В этом году сто лет ее выпуску. Она стала выпускать с 1921 года, но своим называла выпуск 1925 года: она их учила дольше всех, почти шесть лет, и в том выпуске была Марина Семенова — человек, выдающийся в дальнейшем: балерина, педагог, и мой педагог непосредственно. И для меня очень дорогой человек. Как бы это была полностью ею выученная девочка. И надо отдать должное Марине Тимофеевне: пока она работала в Питере, а потом в Москве, она в принципе с другими педагогами никогда не работала. Для нее Ваганова все равно была главным учителем, главным ориентиром. Она регулярно садилась на поезд, ехала в Питер. Во-первых, навещала семью. Во-вторых, работала с Агриппиной Яковлевной. Она ее всю жизнь называла «моя черненькая мамочка», потому что родная мама Марины Тимофеевны была блондинкой. Сама блондинка, а Агриппина Яковлевна была армянка, черненькая.
— У вас прям целая параллель.
— Да, параллель, и это тоже совпадение такое, я думаю, совершенно не случайное.
30 лет моей педагогической деятельности и 100 лет, как выпустилась Марина Тимофеевна Семенова. Что интересно? В этом же классе выпустился один из блистательных танцовщиков начала XX века Александр Иванович Пушкин. Он потом становится блистательнейшим педагогом, который выпустил большую плеяду танцовщиков. Вот всегда называют, конечно, двух самых главных учеников — Нуриева и Барышникова. Но первым его классом был класс во время войны, во время эвакуации в Перми. Там учился мой педагог Петр Пестов, кто учил меня в школе. Так что вот если Марина Тимофеевна — моя такая балетная мама и мой главный ориентир был, то Пушкин — это балетный дедушка по моему педагогу. Видите, все как бы не случайно.
— У вас, наверное, что-то планируется, посвященное юбилею?
— Когда мне исполнялось 50 лет, меня очень много расспрашивали про юбилей. Все время говорили, что я обязательно должен его отметить. Но поймите, я родился 31 декабря — это вообще не юбилейная дата. Однако я подумал: отметить свой педагогический юбилей — вот это действительно нестыдно.
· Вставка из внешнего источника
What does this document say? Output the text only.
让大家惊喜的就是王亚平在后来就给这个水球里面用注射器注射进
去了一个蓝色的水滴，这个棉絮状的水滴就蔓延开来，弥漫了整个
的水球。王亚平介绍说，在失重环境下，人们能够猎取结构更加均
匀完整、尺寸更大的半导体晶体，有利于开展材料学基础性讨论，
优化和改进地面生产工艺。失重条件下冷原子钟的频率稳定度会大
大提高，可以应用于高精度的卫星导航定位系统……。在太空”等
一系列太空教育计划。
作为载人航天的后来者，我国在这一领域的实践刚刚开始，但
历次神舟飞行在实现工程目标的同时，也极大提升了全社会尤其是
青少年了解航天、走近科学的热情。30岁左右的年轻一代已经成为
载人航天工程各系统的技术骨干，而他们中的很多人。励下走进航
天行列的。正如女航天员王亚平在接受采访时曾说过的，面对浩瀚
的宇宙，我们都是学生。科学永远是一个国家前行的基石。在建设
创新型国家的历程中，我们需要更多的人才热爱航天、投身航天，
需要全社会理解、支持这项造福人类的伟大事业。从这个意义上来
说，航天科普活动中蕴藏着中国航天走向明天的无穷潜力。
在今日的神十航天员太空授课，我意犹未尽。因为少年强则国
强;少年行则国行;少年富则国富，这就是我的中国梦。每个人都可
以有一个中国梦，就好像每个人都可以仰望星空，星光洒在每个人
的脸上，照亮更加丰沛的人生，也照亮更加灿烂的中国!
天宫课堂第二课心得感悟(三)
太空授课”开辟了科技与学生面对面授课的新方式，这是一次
На выпускном первый акт будет посвящен столетию первого выпуска Вагановского училища. «Лебединое озеро» — в честь Марины Тимофеевны и первого выпуска академии. Ведь главная роль для Марины Тимофеевны была Одиллия в «Лебедином озере».
Это очень тяжело, но я рискую.
Второй акт мы посвятим восьмидесятилетию Победы в Великой Отечественной, потому что одной из главных премьер во время войны был балет «Гаянэ». Я лично восстанавливаю всю ту хореографию, которую поставила замечательная характерная танцовщица Мариинского театра Нина Анисимова. Многое утрачено, давно не исполнялось.
А в третьем акте будет яркий классический отрывок, который я посвящаю своей педагогической деятельности: там выступят мои любимые воспитанницы, которых я выпускаю в этом году.
— У вас все получится!
— Дай бог!
— В последнее время ваш бренд, ваше имя получили совершенно новые многие воплощения. Вас выбрали человеком года, ваши книги стали бестселлерами, побив тиражи Пелевина и других…
— Мне кажется, когда человек начинает зацикливаться на признании, у него ничего не выходит. А когда он просто делает свое дело хорошо и идет дальше, тогда приходят настоящие плоды. Я это часто наблюдал. Многие люди помешаны на карьере, на количестве лайков, подписчиков, а в итоге ничего не складывается. Приходится что-то покупать, накручивать. Мне этих людей просто жалко. Я никого не осуждаю, но понять такое поведение не могу. Как человек, который не пользуется социальными сетями, я не совсем понимаю их значение. Хотя иногда мне что-то показывают — бывает очень информативно и полезно для работы. Но зависеть от этого — значит жалеть самого себя. Ведь столько еще непрочитанного в жизни, а тут заниматься ерундой…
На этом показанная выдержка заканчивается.